These days, many chat services allow users to use multiple devices in parallel. Therefore, one might assume that such a multi-device functionality must be easy enough to implement. Provided that security and privacy protection are not a major priority, this notion isn’t far off. If, however, the multi-device protocol is required to meet Threema standards, things get complicated.
In order to fulfill Threema’s requirements, a multi-device solution must, of course, provide full end-to-end encryption. That’s a given. But on top of that, it also has to rule out any possibility for the server to alter key material, and the amount of transferred metadata must be kept to the absolute minimum.
Even though these requirements pose a true technological challenge, we believe to have found a capable and elegant solution, which is currently in development and will become available in the course of 2021. For technically inclined readers, we outline our approach below.
Keep the Chat Server Simple
According to Occam’s razor, it’s advisable to prefer simple solutions over complex ones, and as far as security is concerned, this principle certainly holds true. The less moving parts there are in key components, the lower is the risk for vulnerabilities to go unnoticed when assessing a system’s security.
Threema’s chat server, which is probably the most optimized part of our infrastructure, adheres to this “Keep it simple” motto, and there are reasons other than the security benefit why it should stay that way.

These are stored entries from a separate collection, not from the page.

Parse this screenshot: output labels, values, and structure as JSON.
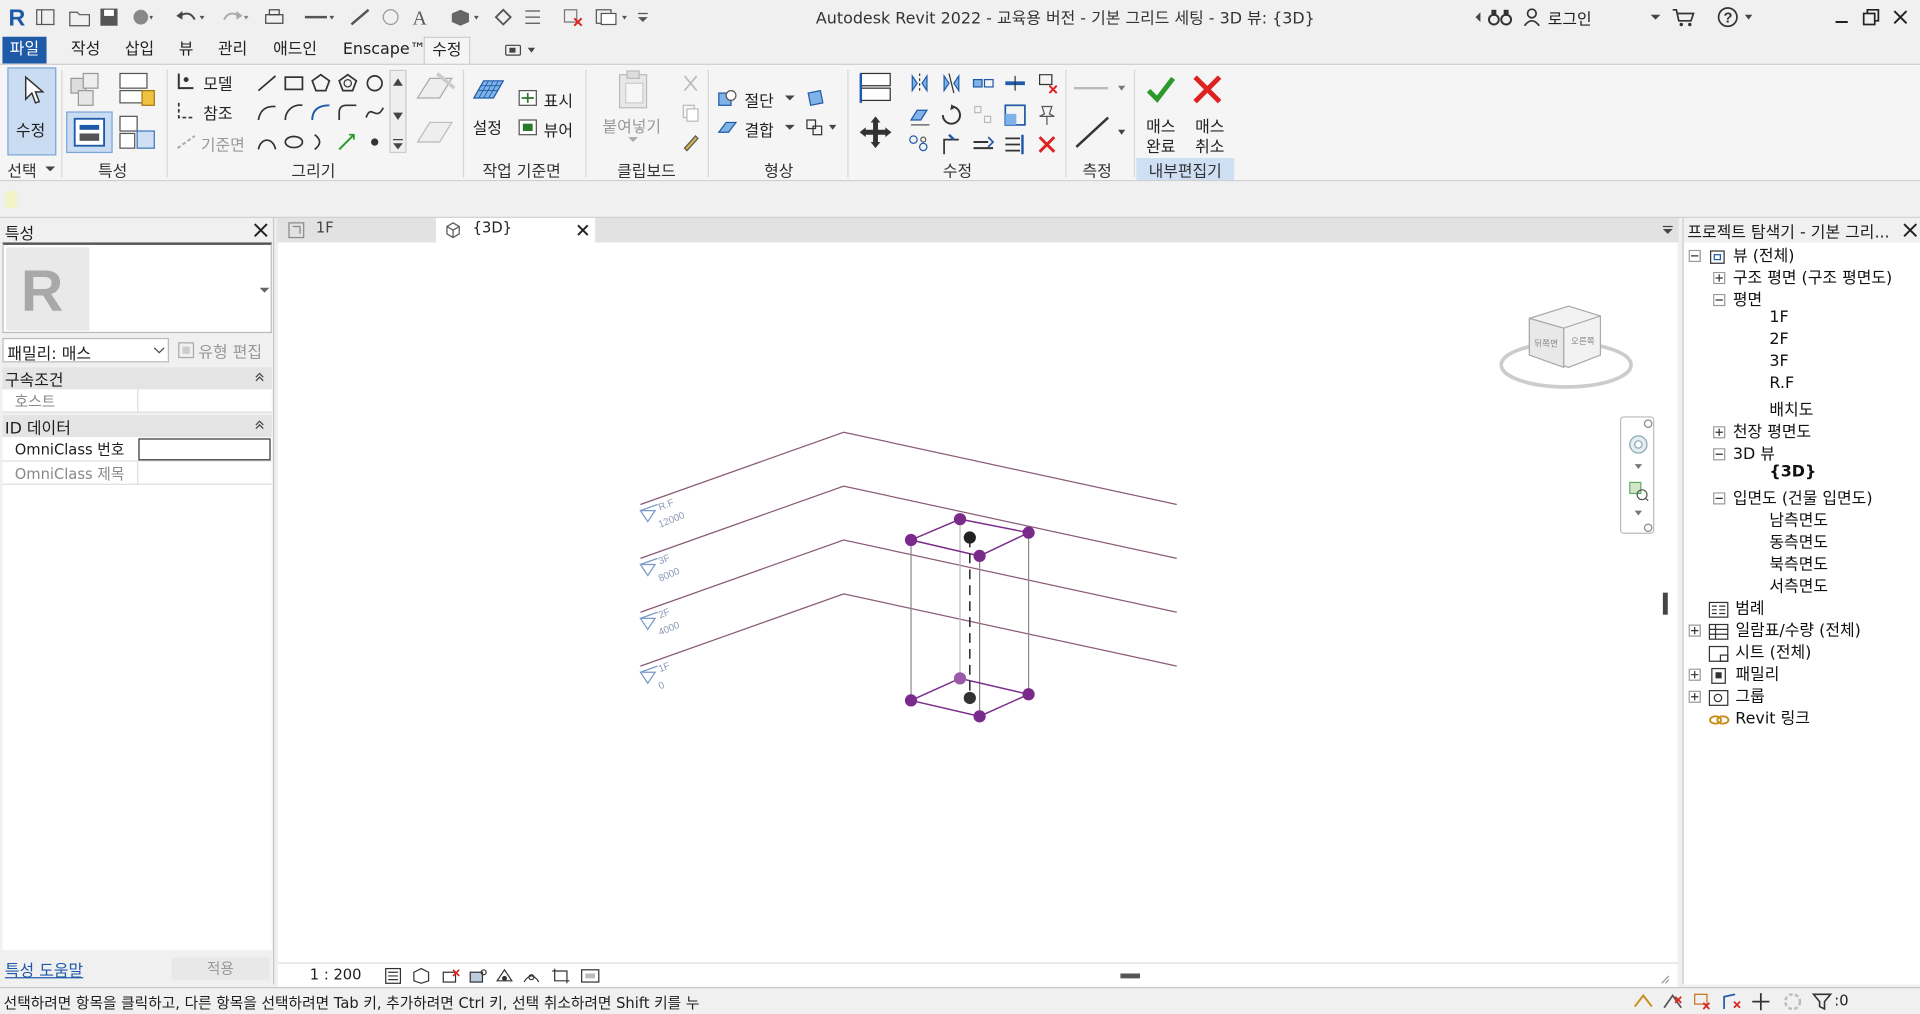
{
  "title_bar": {
    "title": "Autodesk Revit 2022 - 교육용 버전 - 기본 그리드 세팅 - 3D 뷰: {3D}",
    "login_label": "로그인"
  },
  "ribbon_tabs": [
    "파일",
    "작성",
    "삽입",
    "뷰",
    "관리",
    "애드인",
    "Enscape™",
    "수정"
  ],
  "ribbon": {
    "select_panel": {
      "modify_label": "수정",
      "panel_label": "선택"
    },
    "props_panel": {
      "panel_label": "특성"
    },
    "draw_panel": {
      "model_label": "모델",
      "ref_label": "참조",
      "plane_label": "기준면",
      "panel_label": "그리기"
    },
    "workplane_panel": {
      "set_label": "설정",
      "show_label": "표시",
      "viewer_label": "뷰어",
      "panel_label": "작업 기준면"
    },
    "clipboard_panel": {
      "paste_label": "붙여넣기",
      "panel_label": "클립보드"
    },
    "geometry_panel": {
      "cut_label": "절단",
      "join_label": "결합",
      "panel_label": "형상"
    },
    "modify_panel": {
      "panel_label": "수정"
    },
    "measure_panel": {
      "panel_label": "측정"
    },
    "inplace_panel": {
      "finish_label_1": "매스",
      "finish_label_2": "완료",
      "cancel_label_1": "매스",
      "cancel_label_2": "취소",
      "panel_label": "내부편집기"
    }
  },
  "properties": {
    "title": "특성",
    "family_label": "패밀리: 매스",
    "edit_type_label": "유형 편집",
    "section1": "구속조건",
    "host_label": "호스트",
    "section2": "ID 데이터",
    "omniclass_num_label": "OmniClass 번호",
    "omniclass_title_label": "OmniClass 제목",
    "help_link": "특성 도움말",
    "apply_label": "적용"
  },
  "view_tabs": [
    {
      "label": "1F"
    },
    {
      "label": "{3D}"
    }
  ],
  "viewport": {
    "scale": "1 : 200",
    "viewcube_left": "뒤쪽면",
    "viewcube_right": "오른쪽",
    "levels": [
      {
        "name": "R.F",
        "elev": "12000"
      },
      {
        "name": "3F",
        "elev": "8000"
      },
      {
        "name": "2F",
        "elev": "4000"
      },
      {
        "name": "1F",
        "elev": "0"
      }
    ]
  },
  "browser": {
    "title": "프로젝트 탐색기 - 기본 그리...",
    "items": [
      {
        "label": "뷰 (전체)"
      },
      {
        "label": "구조 평면 (구조 평면도)"
      },
      {
        "label": "평면"
      },
      {
        "label": "1F"
      },
      {
        "label": "2F"
      },
      {
        "label": "3F"
      },
      {
        "label": "R.F"
      },
      {
        "label": "배치도"
      },
      {
        "label": "천장 평면도"
      },
      {
        "label": "3D 뷰"
      },
      {
        "label": "{3D}"
      },
      {
        "label": "입면도 (건물 입면도)"
      },
      {
        "label": "남측면도"
      },
      {
        "label": "동측면도"
      },
      {
        "label": "북측면도"
      },
      {
        "label": "서측면도"
      },
      {
        "label": "범례"
      },
      {
        "label": "일람표/수량 (전체)"
      },
      {
        "label": "시트 (전체)"
      },
      {
        "label": "패밀리"
      },
      {
        "label": "그룹"
      },
      {
        "label": "Revit 링크"
      }
    ]
  },
  "status": {
    "message": "선택하려면 항목을 클릭하고, 다른 항목을 선택하려면 Tab 키, 추가하려면 Ctrl 키, 선택 취소하려면 Shift 키를 누",
    "filter_count": ":0"
  },
  "colors": {
    "accent": "#1e5aa8",
    "mass": "#7a2a8a",
    "level_line": "#8a5a78"
  }
}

For one thing, not everyone will use multiple devices, and there’s no need to change anything as far as the classic single-device use case is concerned. For another thing, the chat server was never designed to handle multiple devices that use the same Threema ID in parallel.

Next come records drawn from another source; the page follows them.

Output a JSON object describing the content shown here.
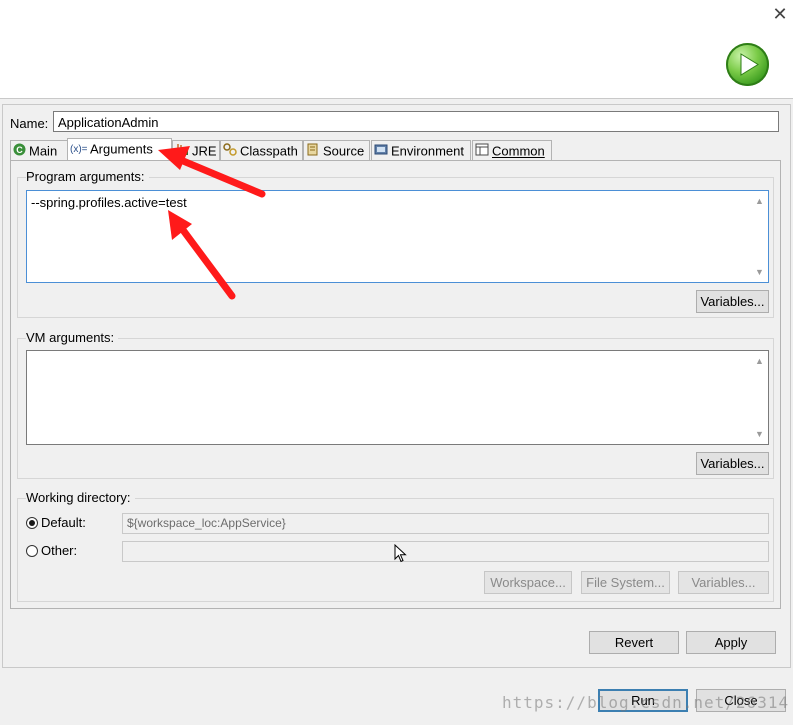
{
  "window": {
    "close_glyph": "✕"
  },
  "colors": {
    "annotation_arrow": "#ff1a1a",
    "run_logo": "#4caf2a",
    "focus_border": "#4b8fd6"
  },
  "name": {
    "label": "Name:",
    "mnemonic": "N",
    "value": "ApplicationAdmin"
  },
  "tabs": [
    {
      "label": "Main",
      "icon": "main-class-icon"
    },
    {
      "label": "Arguments",
      "icon": "arguments-icon",
      "active": true
    },
    {
      "label": "JRE",
      "icon": "jre-icon"
    },
    {
      "label": "Classpath",
      "icon": "classpath-icon"
    },
    {
      "label": "Source",
      "icon": "source-icon"
    },
    {
      "label": "Environment",
      "icon": "environment-icon"
    },
    {
      "label": "Common",
      "icon": "common-icon"
    }
  ],
  "program_arguments": {
    "title": "Program arguments:",
    "value": "--spring.profiles.active=test",
    "variables_button": "Variables..."
  },
  "vm_arguments": {
    "title": "VM arguments:",
    "value": "",
    "variables_button": "Variables..."
  },
  "working_directory": {
    "title": "Working directory:",
    "default_label": "Default:",
    "default_value": "${workspace_loc:AppService}",
    "other_label": "Other:",
    "other_value": "",
    "workspace_button": "Workspace...",
    "filesystem_button": "File System...",
    "variables_button": "Variables..."
  },
  "footer": {
    "revert": "Revert",
    "apply": "Apply",
    "run": "Run",
    "close": "Close"
  },
  "watermark": "https://blog.csdn.net/26314"
}
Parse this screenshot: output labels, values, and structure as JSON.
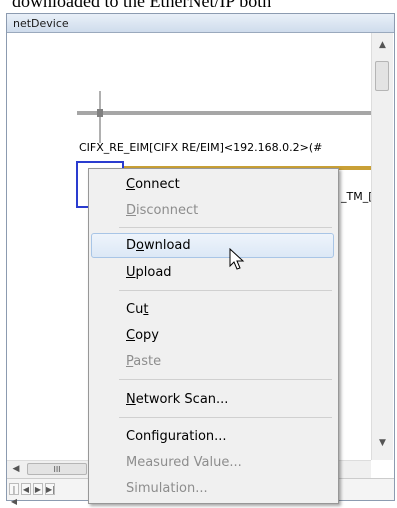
{
  "document": {
    "heading_text": "downloaded to the EtherNet/IP both"
  },
  "window": {
    "title": "netDevice"
  },
  "canvas": {
    "device_label": "CIFX_RE_EIM[CIFX RE/EIM]<192.168.0.2>(#",
    "right_label": "_TM_["
  },
  "context_menu": {
    "items": [
      {
        "label": "Connect",
        "enabled": true,
        "mnemonic": "C"
      },
      {
        "label": "Disconnect",
        "enabled": false,
        "mnemonic": "D"
      },
      {
        "label": "Download",
        "enabled": true,
        "highlighted": true,
        "mnemonic": "o"
      },
      {
        "label": "Upload",
        "enabled": true,
        "mnemonic": "U"
      },
      {
        "label": "Cut",
        "enabled": true,
        "mnemonic": "t"
      },
      {
        "label": "Copy",
        "enabled": true,
        "mnemonic": "C"
      },
      {
        "label": "Paste",
        "enabled": false,
        "mnemonic": "P"
      },
      {
        "label": "Network Scan...",
        "enabled": true,
        "mnemonic": "N"
      },
      {
        "label": "Configuration...",
        "enabled": true
      },
      {
        "label": "Measured Value...",
        "enabled": false
      },
      {
        "label": "Simulation...",
        "enabled": false
      }
    ]
  },
  "scrollbars": {
    "up_arrow": "▲",
    "down_arrow": "▼",
    "left_arrow": "◀",
    "right_arrow": "▶",
    "thumb_grip": "≡",
    "h_thumb_grip": "III"
  },
  "nav_buttons": [
    "|◀",
    "◀",
    "▶",
    "▶|"
  ],
  "colors": {
    "selection_border": "#2a3ccf",
    "bus_orange": "#c9a036",
    "bus_gray": "#a6a6a6",
    "menu_highlight": "#dce8f6"
  }
}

Instead of complicating a crucial part of our infrastructure by extending the chat server’s range of duty, we decided to take a different route.
Introducing the Mediator Server
A new “mediator server” will act as an exchange hub for devices that share a Threema ID. The main tasks of this mediator server are:
- Coordinate access to the chat server
- Reflect messages to other devices
- Synchronize data and settings between devices
Let’s take a closer look at these tasks one by one. We’ll begin with the authentication process.
Anonymous Device Grouping
One fundamental requirement for server-based multi-device functionality is some kind of grouping mechanism that combines multiple devices into a single entity. Of course, the Threema ID could serve as an identifier to establish this tie. However, the mediator server doesn’t need to know which specific Threema ID a group of devices belongs to.
Instead of using the Threema ID itself, we derive a bit of cryptographic key material from the private key associated with the ID:
First, we derive the “Device Group Key” from the Threema ID’s private key. This Device Group Key will be used to encrypt the data that’s exchanged between devices that share an ID.
Next, we derive the “Mediator Path Key” from the Device Group Key. The Mediator Path Key will be used for authentication towards the mediator server. The server uses the public part of this key as identifier for the user’s devices; therefore, it’s called “Device Group ID.”
A device authenticates itself towards the mediator server by solving an authentication challenge based on the Mediator Path Key. Each device is able to accomplish the cryptographic key derivation independently. Since there is no way for the mediator server to determine which Threema ID the keys were derived from, we have established an anonymous device-grouping mechanism. And because all key material is derived from the Threema ID’s private key, which only the clients have access to, it’s impossible for the server to alter key material.
After the authentication process is completed, the mediator server designates one of the devices currently connected to the server to be the “leader.” This device is assigned a vital task: Whenever it receives a message from the chat server, it must process and “reflect” (i.e., forward) it to the other devices via mediator server. Similarly, any device that sends out a message has to reflect that message to the other devices. Reflected messages are end-to-end encrypted using the Device Group Key.
A mechanism that reflects messages to every other device of a group is the most fundamental component for multi-device functionality. As trivial as this might sound, the devil is, as always, in the details.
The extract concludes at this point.